USPS price reduction sets stage for another $2 billion in annual losses
February 26, 2016
Even with some reasons for optimism based on a strong performance from its Shipping and Package group, financial issues persist for the United States Postal Service (USPS).
The USPS made this clear yesterday, explaining that without Congressional or court action to extend, or make permanent, its current exigent surcharge for mailing products and services, it will be required to decrease certain prices, effective April 10, 2016.
USPS officials said this situation will further hinder its financial outlook by reducing revenue and increasing its net losses by roughly $2 billion annually.

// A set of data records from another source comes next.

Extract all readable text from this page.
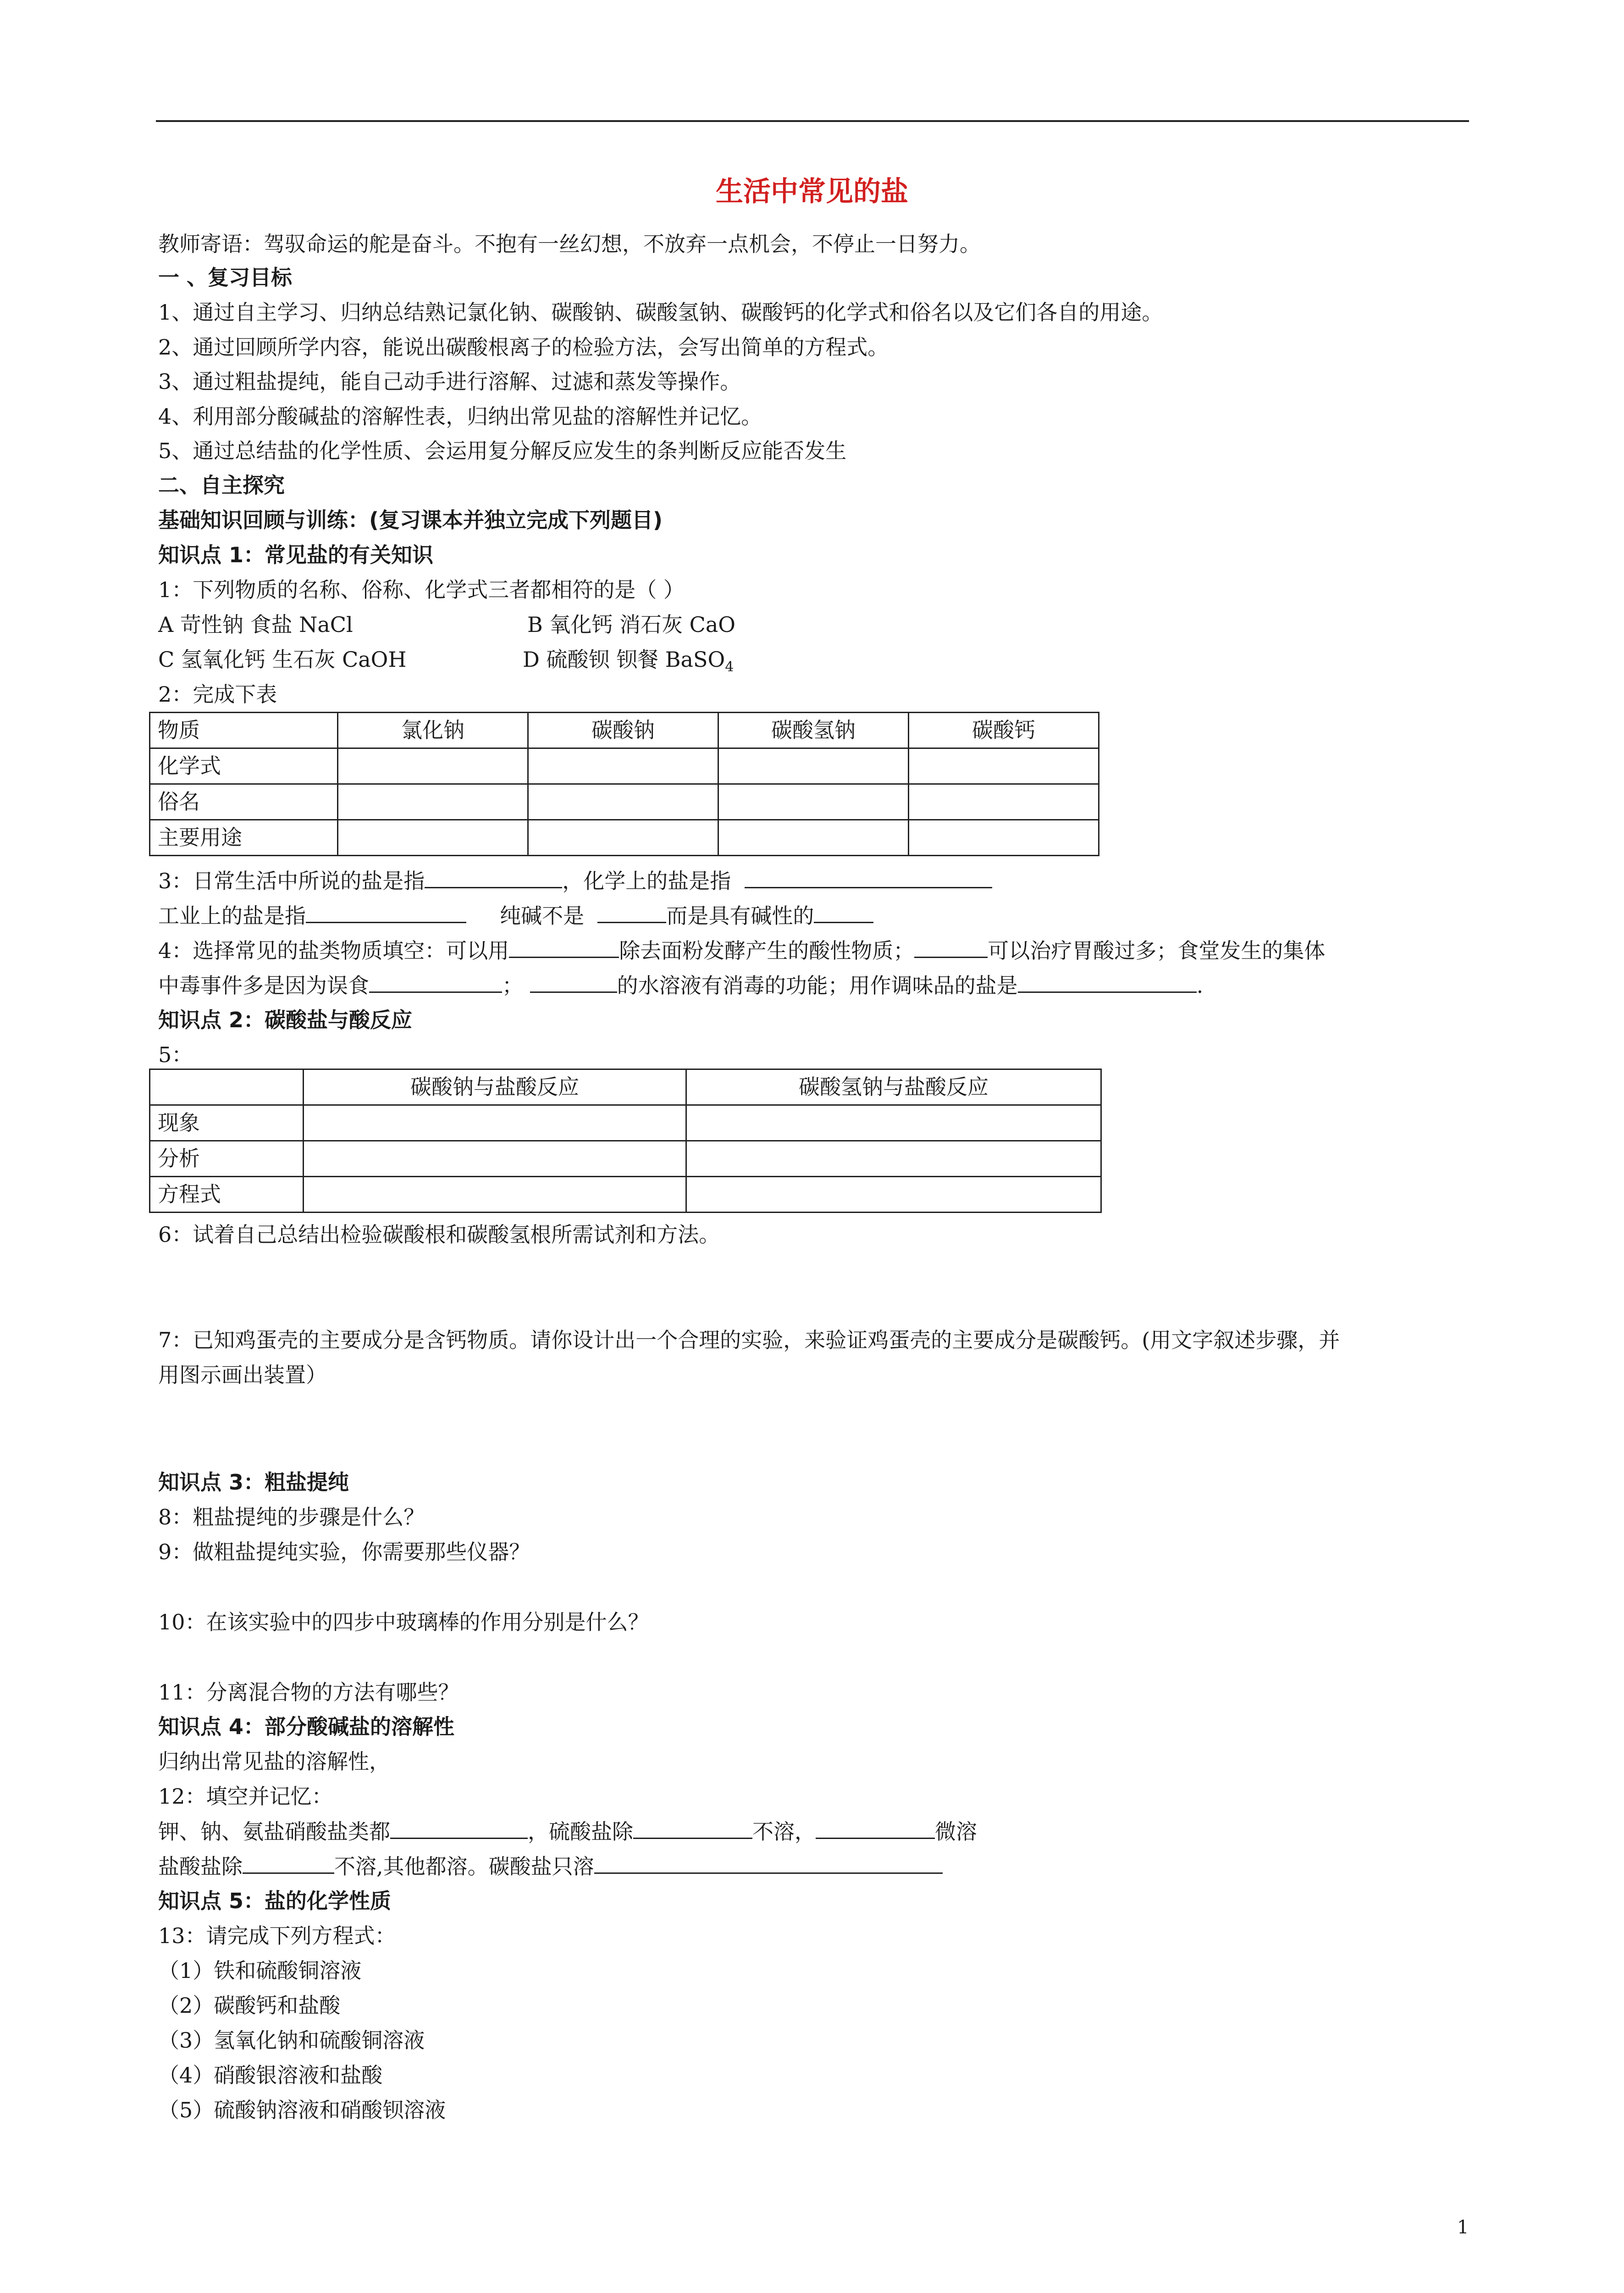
生活中常见的盐
教师寄语：驾驭命运的舵是奋斗。不抱有一丝幻想，不放弃一点机会，不停止一日努力。
一 、复习目标
1、通过自主学习、归纳总结熟记氯化钠、碳酸钠、碳酸氢钠、碳酸钙的化学式和俗名以及它们各自的用途。
2、通过回顾所学内容，能说出碳酸根离子的检验方法，会写出简单的方程式。
3、通过粗盐提纯，能自己动手进行溶解、过滤和蒸发等操作。
4、利用部分酸碱盐的溶解性表，归纳出常见盐的溶解性并记忆。
5、通过总结盐的化学性质、会运用复分解反应发生的条判断反应能否发生
二、自主探究
基础知识回顾与训练：(复习课本并独立完成下列题目)
知识点 1：常见盐的有关知识
1：下列物质的名称、俗称、化学式三者都相符的是（ ）
A 苛性钠 食盐 NaCl	B 氧化钙 消石灰 CaO
C 氢氧化钙 生石灰 CaOH	D 硫酸钡 钡餐 BaSO$_4$
2：完成下表
物质	氯化钠	碳酸钠	碳酸氢钠	碳酸钙
化学式				
俗名				
主要用途				
3：日常生活中所说的盐是指	，化学上的盐是指
工业上的盐是指	纯碱不是	而是具有碱性的
4：选择常见的盐类物质填空：可以用	除去面粉发酵产生的酸性物质；	可以治疗胃酸过多；食堂发生的集体
中毒事件多是因为误食	；	的水溶液有消毒的功能；用作调味品的盐是	.
知识点 2：碳酸盐与酸反应
5：
	碳酸钠与盐酸反应	碳酸氢钠与盐酸反应
现象		
分析		
方程式		
6：试着自己总结出检验碳酸根和碳酸氢根所需试剂和方法。
7：已知鸡蛋壳的主要成分是含钙物质。请你设计出一个合理的实验，来验证鸡蛋壳的主要成分是碳酸钙。(用文字叙述步骤，并
用图示画出装置）
知识点 3：粗盐提纯
8：粗盐提纯的步骤是什么？
9：做粗盐提纯实验，你需要那些仪器？
10：在该实验中的四步中玻璃棒的作用分别是什么？
11：分离混合物的方法有哪些？
知识点 4：部分酸碱盐的溶解性
归纳出常见盐的溶解性，
12：填空并记忆：
钾、钠、氨盐硝酸盐类都	，硫酸盐除	不溶，	微溶
盐酸盐除	不溶,其他都溶。碳酸盐只溶
知识点 5：盐的化学性质
13：请完成下列方程式：
（1）铁和硫酸铜溶液
（2）碳酸钙和盐酸
（3）氢氧化钠和硫酸铜溶液
（4）硝酸银溶液和盐酸
（5）硫酸钠溶液和硝酸钡溶液
1
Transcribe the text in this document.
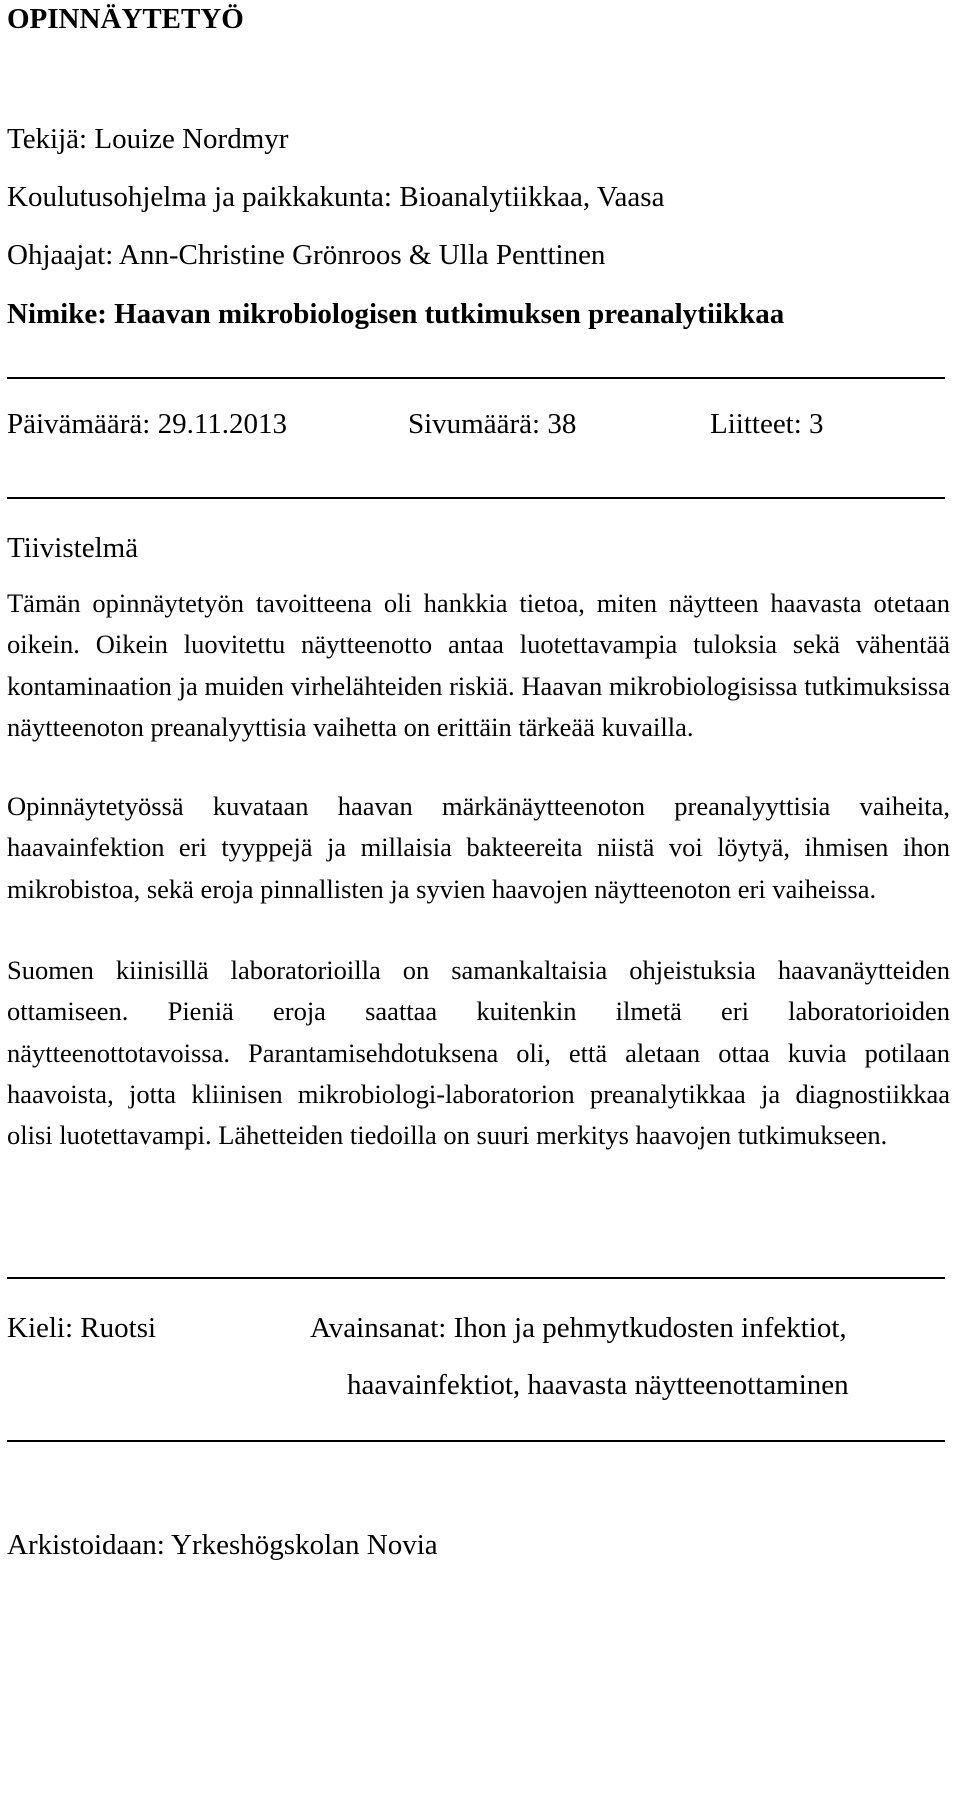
OPINNÄYTETYÖ
Tekijä: Louize Nordmyr
Koulutusohjelma ja paikkakunta: Bioanalytiikkaa, Vaasa
Ohjaajat: Ann-Christine Grönroos & Ulla Penttinen
Nimike: Haavan mikrobiologisen tutkimuksen preanalytiikkaa
Päivämäärä: 29.11.2013	Sivumäärä: 38	Liitteet: 3
Tiivistelmä

Tämän opinnäytetyön tavoitteena oli hankkia tietoa, miten näytteen haavasta otetaan oikein. Oikein luovitettu näytteenotto antaa luotettavampia tuloksia sekä vähentää kontaminaation ja muiden virhelähteiden riskiä. Haavan mikrobiologisissa tutkimuksissa näytteenoton preanalyyttisia vaihetta on erittäin tärkeää kuvailla.

Opinnäytetyössä kuvataan haavan märkänäytteenoton preanalyyttisia vaiheita, haavainfektion eri tyyppejä ja millaisia bakteereita niistä voi löytyä, ihmisen ihon mikrobistoa, sekä eroja pinnallisten ja syvien haavojen näytteenoton eri vaiheissa.

Suomen kiinisillä laboratorioilla on samankaltaisia ohjeistuksia haavanäytteiden ottamiseen. Pieniä eroja saattaa kuitenkin ilmetä eri laboratorioiden näytteenottotavoissa. Parantamisehdotuksena oli, että aletaan ottaa kuvia potilaan haavoista, jotta kliinisen mikrobiologi-laboratorion preanalytikkaa ja diagnostiikkaa olisi luotettavampi. Lähetteiden tiedoilla on suuri merkitys haavojen tutkimukseen.

Kieli: Ruotsi	Avainsanat: Ihon ja pehmytkudosten infektiot,
haavainfektiot, haavasta näytteenottaminen
Arkistoidaan: Yrkeshögskolan Novia
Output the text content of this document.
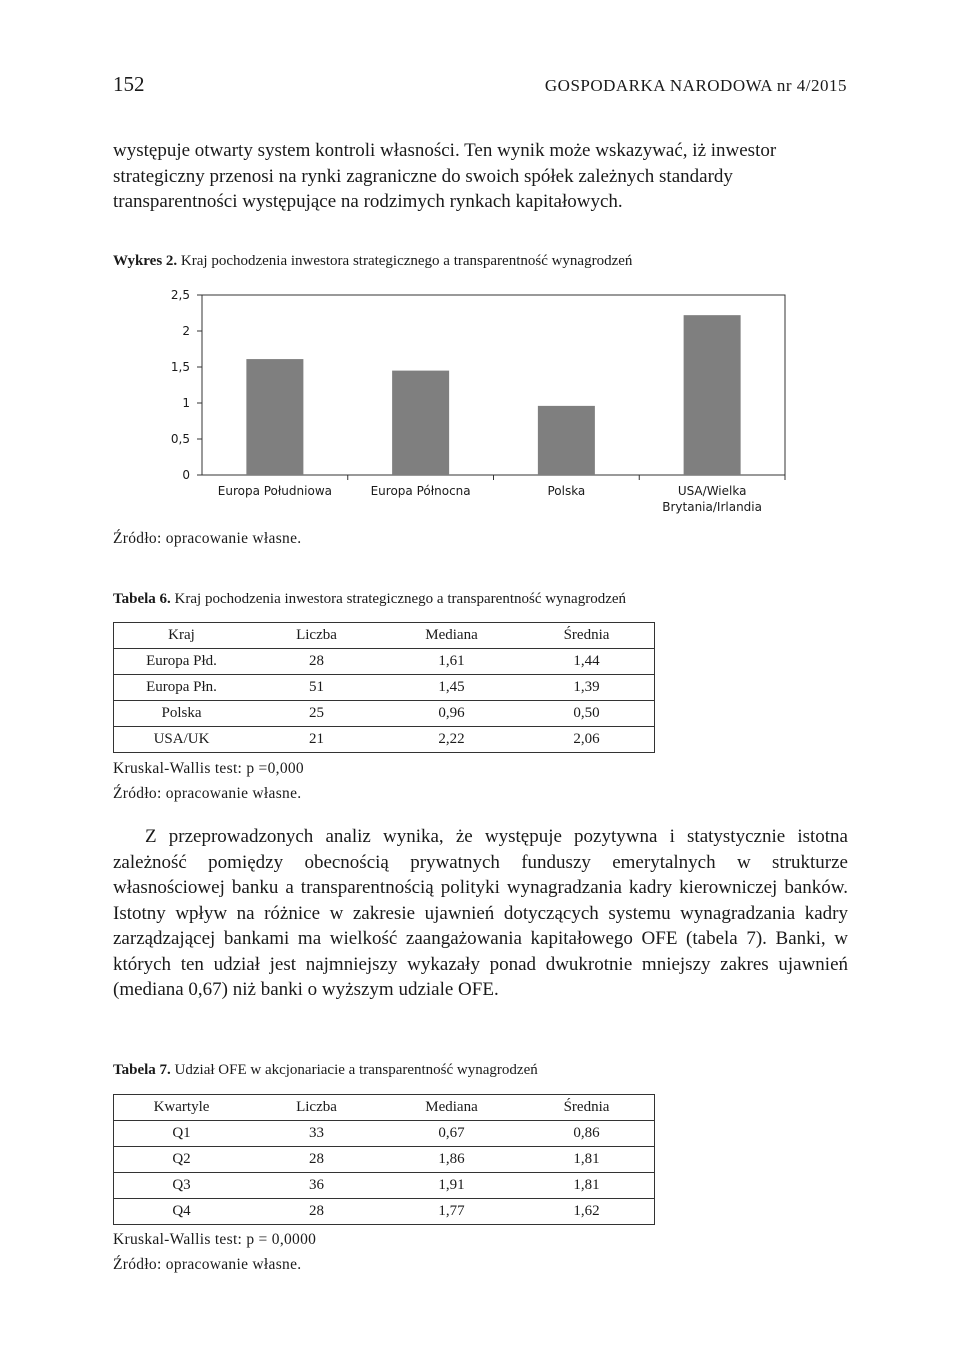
152	GOSPODARKA NARODOWA nr 4/2015
występuje otwarty system kontroli własności. Ten wynik może wskazywać, iż inwestor strategiczny przenosi na rynki zagraniczne do swoich spółek zależnych standardy transparentności występujące na rodzimych rynkach kapitałowych.
Wykres 2. Kraj pochodzenia inwestora strategicznego a transparentność wynagrodzeń
0
0,5
1
1,5
2
2,5
Europa Południowa	Europa Północna	Polska	USA/Wielka
Brytania/Irlandia
Źródło: opracowanie własne.
Tabela 6. Kraj pochodzenia inwestora strategicznego a transparentność wynagrodzeń
Kraj	Liczba	Mediana	Średnia
Europa Płd.	28	1,61	1,44
Europa Płn.	51	1,45	1,39
Polska	25	0,96	0,50
USA/UK	21	2,22	2,06
Kruskal-Wallis test: p =0,000
Źródło: opracowanie własne.
Z przeprowadzonych analiz wynika, że występuje pozytywna i statystycznie istotna zależność pomiędzy obecnością prywatnych funduszy emerytalnych w strukturze własnościowej banku a transparentnością polityki wynagradzania kadry kierowniczej banków. Istotny wpływ na różnice w zakresie ujawnień dotyczących systemu wynagradzania kadry zarządzającej bankami ma wielkość zaangażowania kapitałowego OFE (tabela 7). Banki, w których ten udział jest najmniejszy wykazały ponad dwukrotnie mniejszy zakres ujawnień (mediana 0,67) niż banki o wyższym udziale OFE.
Tabela 7. Udział OFE w akcjonariacie a transparentność wynagrodzeń
Kwartyle	Liczba	Mediana	Średnia
Q1	33	0,67	0,86
Q2	28	1,86	1,81
Q3	36	1,91	1,81
Q4	28	1,77	1,62
Kruskal-Wallis test: p = 0,0000
Źródło: opracowanie własne.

“The exigent surcharge granted to the Postal Service last year only partially alleviated our extreme multi-year revenue declines resulting from the Great Recession, which exceeded $7 billion in 2009 alone,” said Postmaster General and CEO Megan J. Brennan in a statement. “Removing the surcharge and reducing our prices is an irrational outcome considering the Postal Service’s precarious financial condition.”
And an order from the Postal Regulatory Commission (PRC) requires the 4.3 percent exigent surcharge to be reversed after the Postal Service has collected surcharges totaling $4.6 billion, which the PRC said is expected to be reached by April 10.
The USPS remains financially hamstrung, due to the ongoing decline in First Class Mail, federally mandated payment obligations, and an inflexible business model, among other issues. And its exigent rate increase in the form of a 4.3 percent surcharge is set to expire in April.
A major obstacle in the form of the Postal Accountability Enforcement Act’s mandated Postal Service Retiree Health Benefits Fund continues to hinder the USPS’s financial viability, with $28.1 billion of prefunding payments that were due but unpaid from 2012-2015, along with the USPS accruing expenses of $1.5 billion for the fiscal first quarter and its required prefunding payment of $5.8 billion which is due by September 30. The USPS said it expects to default on this payment.
While the USPS explained that prices for its Mailing services are capped by law at the rate of inflation as per the Consumer Price Index for all urban customers (CPI-U), the law does permit exigent pricing (price increases beyond the CPI-U cap) due to extraordinary or exceptional circumstances.
But it explained the “PRC did not accept the views of the Postal Service concerning the extent of the harm resulting from the Great Recession, and the PRC strictly limited the period of time that the Postal Service could continue to collect the exigent surcharge.”
And it added that while the Postal Service has experienced rapid growth in package volume over the past few years, it still is not enough to offset the decline in revenues from Market-Dominant products, especially First-Class Mail.
What’s more, Brennan said the USPS’s current pricing system, where products that generate roughly 76 percent of its revenues fall under the statutory price cap, is fundamentally unsuited to the Postal Service’s current business environment in which First-Class Mail volume continues to decline and the network costs required to provide universal service continue to rise.
“The healthiest offering of the USPS for the last few years has been the growth in their parcel business,” said Jerry Hempstead, president of Hempstead Consulting. “Their most recent quarter exceeded their expectations for volumes. Their big issue is, of course, financial, but absent of issues that require a legislated solution from our elected officials, the USPS is doing fine. The USPS is focused on the costs it can control and its service and on revenue generation. The sad reality is that the revenue for the core services like First Class Mail and Standard Mail is declining and declining at a faster rate than can be replaced by parcels and parcels come with a lower margin than the traditional mail products. Ergo Postal rates need to go up to cover the gaps between costs and revenues. Of course there is legislation that limits how much the USPS can raise pricing in the core businesses.”